Update on chkdsk wiping out permissions on folders

After spending considerable time with Microsoft on the phone and an ezassist session on the server in question this is what I found out. There are two hotfixes available. One for W23k servers with SP1 and one for W23k servers with SP2. You must apply these hot fixes and reboot the server BEFORE you run chkdsk on any volumes. There are no easy ways to replace the permissions on the user folders once the damage is done. Option A is the GUI routine where you right click on the user folder and readd the users or global groups and then select to push to all files and folders. Option 2 is to use a xcacls.vbs script to run lcacls.exe and associated commands to push the permissions out to each file and folder. If you need to apply global changes only to a group of folders you can go to the top root folder and make your changes and then select inheritance for all sub folders and files under the root. That will not work for individual folder security permission needs which is much more granular.

I dodged a bullet with regards to replacing the security permissions on my file server today. Since the office is closed and no one is accessing the server or making changes to data I was able to revert the E volume back to 12/26/07 at 5 am via the Volume Shadow Copy. It took some time for this to happen but once it was complete and I rebooted the server I spot checked several folders and everything was back to where it was before I ran chkdsk and accidentally stripped out the permissions. If this had been a normal work day and all the users had been making changes to their data or adding data to their user directories then I would have been forced to go the lcacls.vbs route or the manual point and click GUI routine to replace the permissions. I can not begin to tell you how much fun that is.

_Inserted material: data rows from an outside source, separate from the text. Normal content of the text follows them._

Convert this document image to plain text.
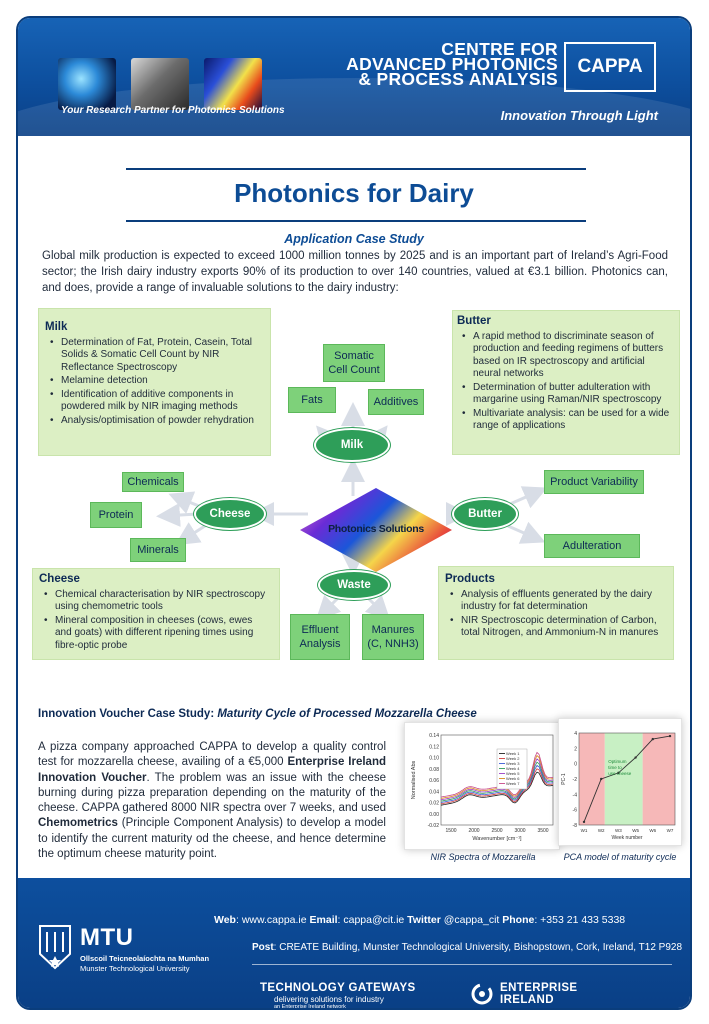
Your Research Partner for Photonics Solutions
CENTRE FOR
ADVANCED PHOTONICS
& PROCESS ANALYSIS
CAPPA
Innovation Through Light
Photonics for Dairy
Application Case Study
Global milk production is expected to exceed 1000 million tonnes by 2025 and is an important part of Ireland’s Agri-Food sector; the Irish dairy industry exports 90% of its production to over 140 countries, valued at €3.1 billion. Photonics can, and does, provide a range of invaluable solutions to the dairy industry:
Milk
• Determination of Fat, Protein, Casein, Total Solids & Somatic Cell Count by NIR Reflectance Spectroscopy
• Melamine detection
• Identification of additive components in powdered milk by NIR imaging methods
• Analysis/optimisation of powder rehydration
Butter
• A rapid method to discriminate season of production and feeding regimens of butters based on IR spectroscopy and artificial neural networks
• Determination of butter adulteration with margarine using Raman/NIR spectroscopy
• Multivariate analysis: can be used for a wide range of applications
Cheese
• Chemical characterisation by NIR spectroscopy using chemometric tools
• Mineral composition in cheeses (cows, ewes and goats) with different ripening times using fibre-optic probe
Products
• Analysis of effluents generated by the dairy industry for fat determination
• NIR Spectroscopic determination of Carbon, total Nitrogen, and Ammonium-N in manures
Somatic Cell Count
Fats	Additives
Chemicals
Protein
Minerals
Product Variability
Adulteration
Effluent Analysis
Manures (C, NNH3)
Photonics Solutions
Milk
Cheese	Butter
Waste
Innovation Voucher Case Study: Maturity Cycle of Processed Mozzarella Cheese
A pizza company approached CAPPA to develop a quality control test for mozzarella cheese, availing of a €5,000 Enterprise Ireland Innovation Voucher. The problem was an issue with the cheese burning during pizza preparation depending on the maturity of the cheese. CAPPA gathered 8000 NIR spectra over 7 weeks, and used Chemometrics (Principle Component Analysis) to develop a model to identify the current maturity od the cheese, and hence determine the optimum cheese maturity point.
0.14
0.12
0.10
0.08
0.06
0.04
0.02
0.00
-0.02
1500 2000 2500 3000 3500
Wavenumber [cm⁻¹]
Normalised Abs
Week 1
Week 2
Week 3
Week 4
Week 5
Week 6
Week 7
NIR Spectra of Mozzarella
4
2
0
-2
-4
-6
-8
W1 W2 W3 W5 W6 W7
Week number
PC-1
Optimum
time to
use cheese
PCA model of maturity cycle
MTU
Ollscoil Teicneolaíochta na Mumhan
Munster Technological University
Web: www.cappa.ie Email: cappa@cit.ie Twitter @cappa_cit Phone: +353 21 433 5338
Post: CREATE Building, Munster Technological University, Bishopstown, Cork, Ireland, T12 P928
TECHNOLOGY GATEWAYS
delivering solutions for industry
an Enterprise Ireland network
ENTERPRISE
IRELAND
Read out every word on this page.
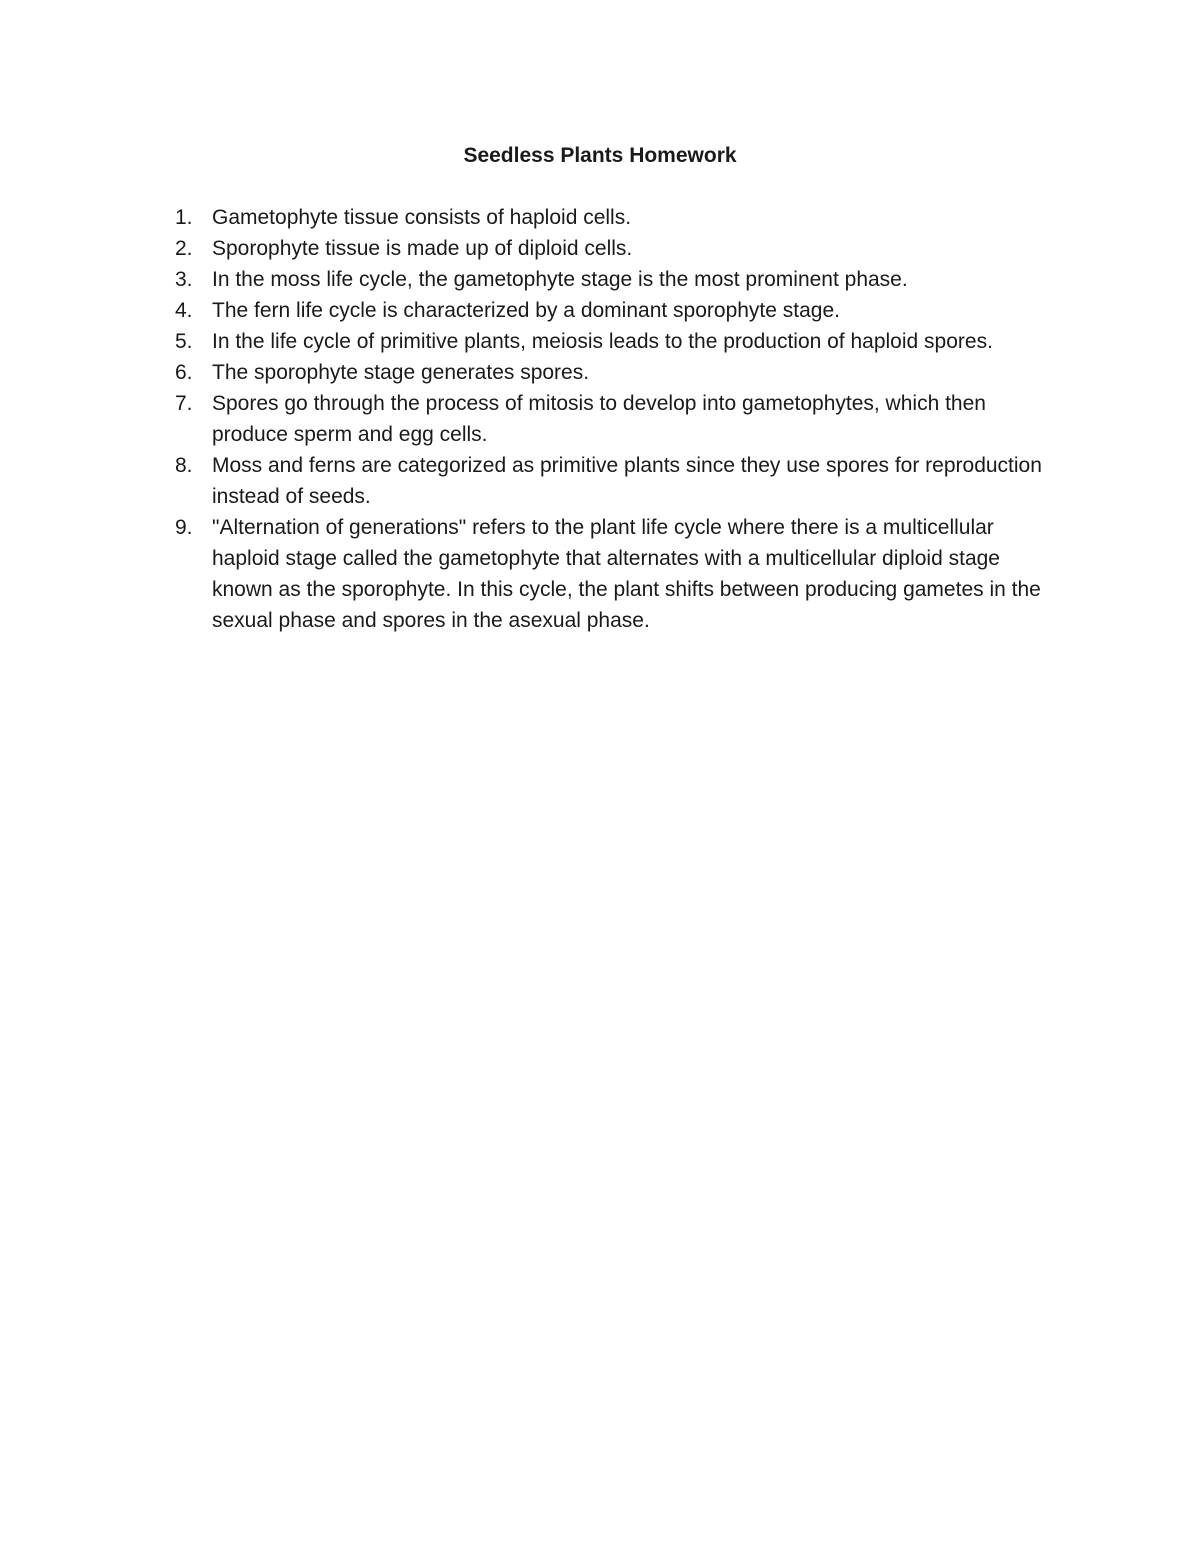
Seedless Plants Homework
1. Gametophyte tissue consists of haploid cells.
2. Sporophyte tissue is made up of diploid cells.
3. In the moss life cycle, the gametophyte stage is the most prominent phase.
4. The fern life cycle is characterized by a dominant sporophyte stage.
5. In the life cycle of primitive plants, meiosis leads to the production of haploid spores.
6. The sporophyte stage generates spores.
7. Spores go through the process of mitosis to develop into gametophytes, which then produce sperm and egg cells.
8. Moss and ferns are categorized as primitive plants since they use spores for reproduction instead of seeds.
9. "Alternation of generations" refers to the plant life cycle where there is a multicellular haploid stage called the gametophyte that alternates with a multicellular diploid stage known as the sporophyte. In this cycle, the plant shifts between producing gametes in the sexual phase and spores in the asexual phase.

chkdsk disaster on W2k3 NTFS partition

In October of this year I ran Chkdsk on a volume on one of my W2k3 servers. I ran this utility because we had evidence of file or folder corruption on that particular user share. I was rewarded for my actions by chkdsk removing ALL the security permissions on every single folder. Needless to say I was a huge hit with the rest of the server support team who wound up helping me to replace all the security permissions on these folders so that folks could access their data. In four days we got this accomplished. We did our research and according to Microsoft knowledgebase articles this was something that happens to Windows 2000 servers. No where did we see where Windows 2003 servers with SP1 were supposed to be susceptible to this type of problem. We did find an obscure article that hinted that there was an NTFS related file that SP2 would update that would keep this from happening. Fast forward to December and this same server is now updated with SP2 and all of the Microsoft Updates that are available for Windows 2003 Standard Edition. We are in the midst of Christmas holidays and everyone other than us unlucky contractors are out doing other things than work. I figured this was a wonderful opportunity to let chkdsk do its magic and fix whatever data corruption that might be on the user share of this server. I run chkdsk with the /f switch so it dismounts the volume and off to the races it goes. The volume is close to 1.5 TB in size so it takes several hours to do. Phase 1 and 2 go along just fine with nothing being reported back to the screen as an error. Phase 3 checks the indexes and that is when I got the dreaded “replacing invalid security id with default security id for file (numbers). Needless to say I was not really excited about the prospect of having to manually replace the permissions on all these folders. I called my boss, told her the problem and she authorized me to call Microsoft and get paid support. I am hoping that they can identify the problem for us so that I can document it and make sure it never happens again on our hundreds of other servers and that they can provide me with a script from AD that will allow me to replace the permissions with the correct permissions from the command line. I will let you know what I find out when the dust settles and things are fixed.